Why do some people do so well with intractable pain problems while others fall apart with ordinary ones? Nicole Krauss Great House
A few years ago during a period when I had the flu or worse, I sneezed too hard. At that moment I felt a piercing pain in my back. It was subsequently given the name of a spinal compression fracture. While the pain from that memorable sneeze has all but vanished, without going into the details, it has produced a milder form of pain in my leg.
When I talk to my doctor about this, he invariably asks me to rate the level of pain on a scale from one to ten. I find it impossible to do this. Is a six different from a seven and what does a seven mean anyway? Trying to describe to another person what it is that you feel when you hurt somewhere “…is like dancing about architecture.” [From the film Playing By Heart]
In The Pain Chronicles Melanie Thernstrom tries to create a vocabulary for understanding the experience of pain. She writes about her own chronic neck pain, the various pain clinics she has visited, and treatments she has tried to alleviate it. She also recounts in considerable detail the history of various conceptions of pain, the evolution of the disease model, and recent developments in neuroscientific fields.
At least ten percent of the population in the United States suffers from chronic pain. The rest of us live a relatively pain free life. She calls this the normal state; the second state occurs after a debilitating, pain-inducing event whose effects can last for months or many years. She writes, “When you’re in that second state, you hold on to expectations of that first life….But people have to let themselves die and lose their old expectations.” Oh, that it were so simple.
After reading Therstrom’s book and her exceptional review of the history and current research on chronic pain, I confess to no greater understanding of it. And it never seemed to me that Thernstrom did either. Yes, we are better informed about alternative accounts, but I am still at a loss to confidently put a number on the pain rating scale and, of course, do much of anything about the normal aches and pains that come my way now.
The book is organized as a collage or patchwork quilt with five separate parts—pain as metaphor, history, disease, narrative, and perception—each with a set of micro essays, almost blog-like on various related topics.

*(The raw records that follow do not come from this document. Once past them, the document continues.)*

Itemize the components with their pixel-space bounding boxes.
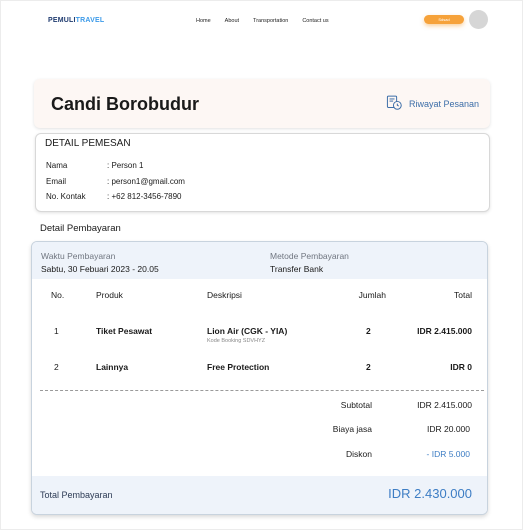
col-no: No. bbox=[51, 290, 65, 300]
payment-section-label: Detail Pembayaran bbox=[40, 223, 121, 234]
nav-transportation[interactable]: Transportation bbox=[253, 18, 288, 24]
logo-part-2: TRAVEL bbox=[75, 17, 105, 24]
row-1-quantity: 2 bbox=[366, 326, 371, 336]
row-1-description: Lion Air (CGK - YIA) bbox=[207, 326, 288, 336]
row-1-total: IDR 2.415.000 bbox=[417, 326, 472, 336]
row-2-quantity: 2 bbox=[366, 362, 371, 372]
discount-label: Diskon bbox=[346, 449, 372, 459]
nav-menu: Home About Transportation Contact us bbox=[196, 18, 329, 24]
payment-time-label: Waktu Pembayaran bbox=[41, 251, 116, 261]
col-description: Deskripsi bbox=[207, 290, 242, 300]
login-button[interactable]: Sdsad bbox=[424, 15, 464, 24]
email-value: : person1@gmail.com bbox=[107, 177, 185, 186]
history-label: Riwayat Pesanan bbox=[409, 98, 480, 109]
customer-detail-card: DETAIL PEMESAN Nama : Person 1 Email : per… bbox=[35, 133, 490, 212]
payment-info-header: Waktu Pembayaran Sabtu, 30 Febuari 2023 … bbox=[32, 242, 487, 279]
total-payment-label: Total Pembayaran bbox=[40, 490, 113, 500]
name-label: Nama bbox=[46, 161, 68, 170]
nav-home[interactable]: Home bbox=[196, 18, 211, 24]
row-2-no: 2 bbox=[54, 362, 59, 372]
subtotal-value: IDR 2.415.000 bbox=[417, 400, 472, 410]
payment-method-label: Metode Pembayaran bbox=[270, 251, 349, 261]
discount-value: - IDR 5.000 bbox=[426, 449, 470, 459]
col-product: Produk bbox=[96, 290, 123, 300]
row-1-no: 1 bbox=[54, 326, 59, 336]
subtotal-label: Subtotal bbox=[340, 400, 372, 410]
navbar: PEMULITRAVEL Home About Transportation C… bbox=[0, 0, 523, 44]
nav-about[interactable]: About bbox=[225, 18, 239, 24]
payment-method-value: Transfer Bank bbox=[270, 264, 324, 274]
history-icon bbox=[386, 94, 403, 113]
row-2-description: Free Protection bbox=[207, 362, 270, 372]
row-2-total: IDR 0 bbox=[450, 362, 472, 372]
destination-card: Candi Borobudur Riwayat Pesanan bbox=[34, 79, 490, 128]
total-payment-value: IDR 2.430.000 bbox=[388, 486, 472, 501]
col-quantity: Jumlah bbox=[358, 290, 386, 300]
contact-label: No. Kontak bbox=[46, 192, 86, 201]
customer-name-row: Nama : Person 1 bbox=[46, 161, 143, 170]
service-fee-value: IDR 20.000 bbox=[427, 424, 470, 434]
payment-detail-card: Waktu Pembayaran Sabtu, 30 Febuari 2023 … bbox=[31, 241, 488, 515]
payment-time-value: Sabtu, 30 Febuari 2023 - 20.05 bbox=[41, 264, 159, 274]
customer-email-row: Email : person1@gmail.com bbox=[46, 177, 185, 186]
logo[interactable]: PEMULITRAVEL bbox=[48, 17, 104, 24]
row-1-booking-code: Kode Booking SDVHYZ bbox=[207, 338, 266, 344]
contact-value: : +62 812-3456-7890 bbox=[107, 192, 182, 201]
order-history-button[interactable]: Riwayat Pesanan bbox=[386, 94, 479, 113]
customer-heading: DETAIL PEMESAN bbox=[45, 138, 131, 149]
page-title: Candi Borobudur bbox=[51, 94, 199, 114]
table-divider bbox=[40, 390, 484, 391]
row-1-product: Tiket Pesawat bbox=[96, 326, 153, 336]
nav-contact[interactable]: Contact us bbox=[302, 18, 328, 24]
name-value: : Person 1 bbox=[107, 161, 144, 170]
customer-contact-row: No. Kontak : +62 812-3456-7890 bbox=[46, 192, 182, 201]
avatar[interactable] bbox=[469, 10, 488, 29]
service-fee-label: Biaya jasa bbox=[332, 424, 372, 434]
col-total: Total bbox=[454, 290, 472, 300]
email-label: Email bbox=[46, 177, 67, 186]
logo-part-1: PEMULI bbox=[48, 17, 76, 24]
total-payment-bar: Total Pembayaran IDR 2.430.000 bbox=[32, 476, 487, 514]
row-2-product: Lainnya bbox=[96, 362, 129, 372]
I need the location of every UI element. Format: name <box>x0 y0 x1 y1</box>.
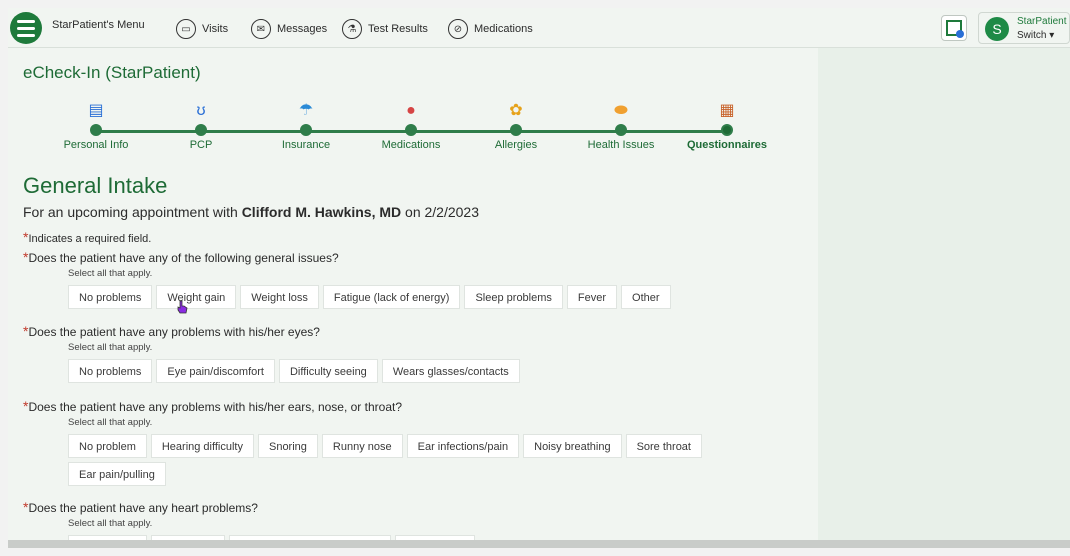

And through all of this she interweaves accounts of her own chronic pain.
Thernstrom expresses skepticism about most current pain management techniques and suggests that any improvement from them is probably a placebo effect. She notes that the practitioner’s force of personality may be responsible for any derived benefits, rather than the treatment procedure itself. Therapists who appeared to be most effective “…all possessed some kind of personal power; they knew how to evoke belief, and their patients actually followed their suggestions.”
The mystery of resilience is a matter of so many factors—genetics, temperament, luck, will, neurotransmitters, etc—that it is impossible to predict who will fall apart and who will master the condition of chronic pain. As Therstrom puts it in her epigraph: Dolor dictat (Pain Dictates).